By the time he heard footsteps, it was too late.
5
The girl screamed as she lay beneath him, strands of spittle between her wide-apart lips. With a leaping crouch, Captain Helford reached for the knife strapped to the inside of his boot, rearranging his clothes in panicked, battle-ready haste as he turned to face the night-roaming newcomer who stood watching him, two pistols at his belt. Crow was so devastatingly familiar a sight that the captain felt like a child again in his presence, as if all those months of snow, boredom, near-starvation and occasional bloody melee in Russia had melted quite away. With the detachment of a cat toying with prey, Crow watched the girl flee. She disappeared into the trees, still sobbing with fear, and only then did Captain Helford suffer his brother’s full attention. It was damnably odd how much smaller Crow seemed to have got since they had last met. He was barely an inch the taller now, with that scent of cigarillo smoke and rosemary laundry soap, and the attendant familiar hostility. The captain found it quite impossible to speak, an affliction that did not appear to affect his brother, who addressed him as if they’d recently encountered one another at a ball.
‘Bonsoir, Christophe,’ Crow said in idle, laconic French. ‘Do forgive the interruption. How extraordinary to encounter you here. We were expecting you for Christmas and it’s January: I must own I’d quite given you up.’
‘Oh, never mind that! Have you any idea what everyone’s saying about you in every tavern between here and Plymouth?’ Captain Helford demanded. ‘I don’t know what kind of game you’re playing, Crow, but they’re calling you the King of Cornwall, when we still don’t even have a King of England. Everyone’s saying you’re as good as a traitor.’
‘Have you finished?’ Crow asked. ‘Because I take it the legal property of Hawkins Boscobel is now c
oncealed in the creep-tunnel and you’ve just aided and abetted the theft of a cargo from another man’s boat wrecked on my beach. Naturally you’ll explain the entire situation in your own good time.’

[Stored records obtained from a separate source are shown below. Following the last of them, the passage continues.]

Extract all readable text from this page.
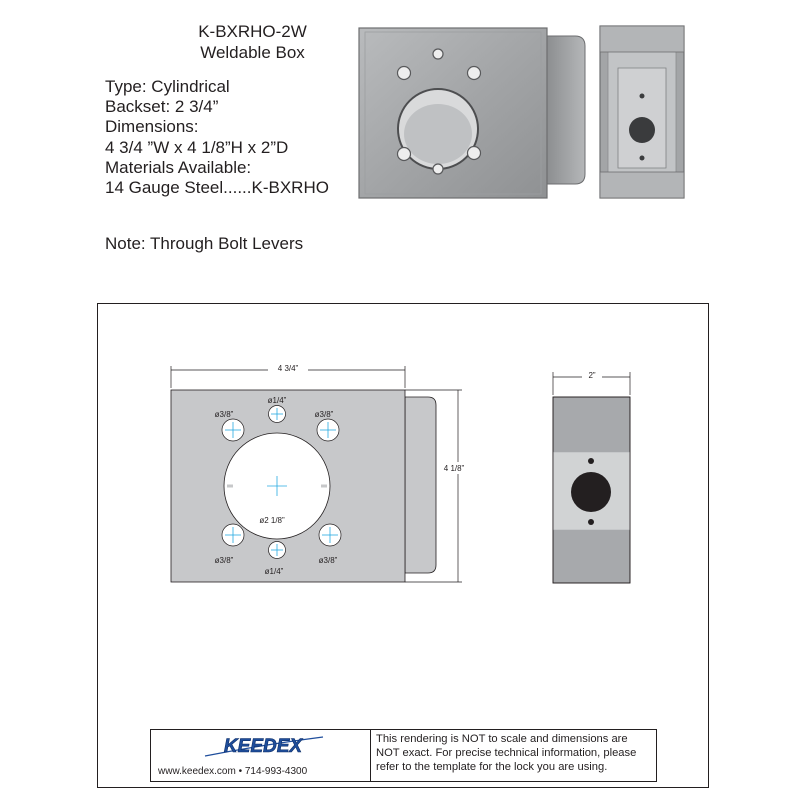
K-BXRHO-2W
Weldable Box
Type: Cylindrical
Backset: 2 3/4”
Dimensions:
4 3/4 ”W x 4 1/8”H x 2”D
Materials Available:
14 Gauge Steel......K-BXRHO
Note: Through Bolt Levers
4 3/4”
4 1/8”
ø2 1/8”
ø3/8”
ø1/4”
ø3/8”
ø3/8”
ø1/4”
ø3/8”
2”
KEEDEX
www.keedex.com • 714-993-4300
This rendering is NOT to scale and dimensions are NOT exact. For precise technical information, please refer to the template for the lock you are using.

Captain Helford mastered himself, wrestling with the particularly acute fury that only his brother could induce, with that high-handed way of talking as though one were a servant, or a child. ‘I landed at Plymouth a week ago,’ he said. ‘When I got to Fowey, one of your caravels was putting out – the Brieuze. Captain Douglas took me aboard. Everyone’s saying you’ve turned against England – that you’re leading Cornwall into allegiance with France, or the Russians—’
Crow interrupted him with complete lack of ceremony. ‘A day after the Deliverance went down with over seventy men, all lost save a single boy, and you order the crew of one of my ships to make an unscheduled stop in an onshore wind? Jesus fucking Christ, have they been teaching you inexcusable stupidity in Russia as well as how to kill Frenchmen?’
Captain Helford fought for words, and he wanted to sink through the ground. ‘I didn’t know about the Deliverance then,’ he said, ‘none of us did. Word hadn’t got that far north by the time we left Fowey. We didn’t go alongside the quay – I ordered Douglas to drop anchor well beyond Carn Du. We rowed in.’